John Chamberlain
Developer Diary
 Developer Diary · You Heard It Here First · Sunday 1 February 2004
The Anti-Virus Scam
On Friday I alluded to voice recognition software being sort of non-ware, software that does not really do anything but people buy it because they like the idea. They buy the fantasy of voice recognition. To me voice recognition software is a scam because it does not work. I don't really see the psychological value. Then again I think insurance is a scam in the same way. It's amazing to what lengths people will go to justify insurance to themselves. The insurance companies themselves have no illusions. They call their product "peace of mind". They know very well they are selling something that has no intrinsic value. Personally I don't have the fears and doubts that drive people into wasting their hard-earned cash on insurance so I don't buy it (except when it has been forced on me by law) and in the same vein I don't appreciate software that has only psychological value.

In this category voice recognition software is a biggie, but the mother of all FUD software is anti-virus software. I distinctly remember when this scam first appeared right around the time computers started to be purchased by average people (as opposed to knowledgable geeks and power users). Then a few years later in a perverse twist companies (that supposedly hire professionals who know better) started buying it. It is so bizarre. Originally anti-virus software was perceived as dumb-dumb ware that only an ignorant homeowner would buy, but within a few years companies were buying it. The anti-virus delusion spread from the dummies right into the corporate environment. Now it's so embedded they use an acronym, "AV", for it.

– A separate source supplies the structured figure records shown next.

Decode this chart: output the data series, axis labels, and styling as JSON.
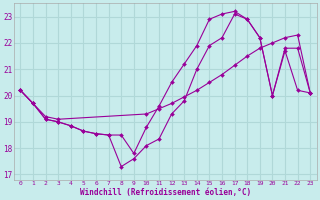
{
  "background_color": "#c8ecec",
  "grid_color": "#b0d8d8",
  "line_color": "#990099",
  "xlabel": "Windchill (Refroidissement éolien,°C)",
  "xlabel_color": "#990099",
  "ylim": [
    16.8,
    23.5
  ],
  "xlim": [
    -0.5,
    23.5
  ],
  "yticks": [
    17,
    18,
    19,
    20,
    21,
    22,
    23
  ],
  "xticks": [
    0,
    1,
    2,
    3,
    4,
    5,
    6,
    7,
    8,
    9,
    10,
    11,
    12,
    13,
    14,
    15,
    16,
    17,
    18,
    19,
    20,
    21,
    22,
    23
  ],
  "line1_x": [
    0,
    1,
    2,
    3,
    4,
    5,
    6,
    7,
    8,
    9,
    10,
    11,
    12,
    13,
    14,
    15,
    16,
    17,
    18,
    19,
    20,
    21,
    22,
    23
  ],
  "line1_y": [
    20.2,
    19.7,
    19.1,
    19.0,
    18.85,
    18.65,
    18.55,
    18.5,
    17.3,
    17.6,
    18.1,
    18.35,
    19.3,
    19.8,
    21.0,
    21.9,
    22.2,
    23.1,
    22.9,
    22.2,
    20.0,
    21.7,
    20.2,
    20.1
  ],
  "line2_x": [
    0,
    1,
    2,
    3,
    4,
    5,
    6,
    7,
    8,
    9,
    10,
    11,
    12,
    13,
    14,
    15,
    16,
    17,
    18,
    19,
    20,
    21,
    22,
    23
  ],
  "line2_y": [
    20.2,
    19.7,
    19.1,
    19.0,
    18.85,
    18.65,
    18.55,
    18.5,
    18.5,
    17.8,
    18.8,
    19.6,
    20.5,
    21.2,
    21.9,
    22.9,
    23.1,
    23.2,
    22.9,
    22.2,
    20.0,
    21.8,
    21.8,
    20.1
  ],
  "line3_x": [
    0,
    1,
    2,
    3,
    10,
    11,
    12,
    13,
    14,
    15,
    16,
    17,
    18,
    19,
    20,
    21,
    22,
    23
  ],
  "line3_y": [
    20.2,
    19.7,
    19.2,
    19.1,
    19.3,
    19.5,
    19.7,
    19.95,
    20.2,
    20.5,
    20.8,
    21.15,
    21.5,
    21.8,
    22.0,
    22.2,
    22.3,
    20.1
  ]
}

All these people are convinced somehow that this often-pricey software is performing some valuable service. The reality is that when a new virus appears, it is just that, new. So the software cannot detect it. The millions of MyDoom victims currently using their machines to DOS SCO have loads of anti-virus software. Lot of good it did them. In fact the real culprit was their own stupidity in running an unsolicited binary that they received in a spoofed email. I am convinced that the billions of dollars spent on retail "AV" software has not had even a 1% difference in the amount of virus infections over time. It sure has had an effect on computer performance and reliability, however. AV software slows down the host it runs on and frequently is the source of low-level corruptions to the operating system environment. Windows users wonder their machine acts erratic and glitchy. Often it is the AV they installed that is the source of the problem.

Even server-level mail scanners are a questionable solution in my eyes though they do not cripple PCs the way client AV does. I say this because nearly all viruses forge the return address on their emails so bouncing it rarely does any good and just increases traffic needlessly and the number of desktops you save by intercepting (the portion of) viruses sent I doubt justify the time and expense maintaining the software. I think companies would be better off training their employees to recognize viruses. That way instead of catching 50% of them in a scanner, they would catch 100% where they landed and moreover the recipient might be able to figure out whose address book they came out of and inform the victim. Overall I strongly suspect AV server scanners are just as ineffective in the long run as client AV.

Of course what will change? Nothing. The ignorant masses will mindlessly continue to buy insurance, voice recognition and AV no matter what. It's kind of depressing really.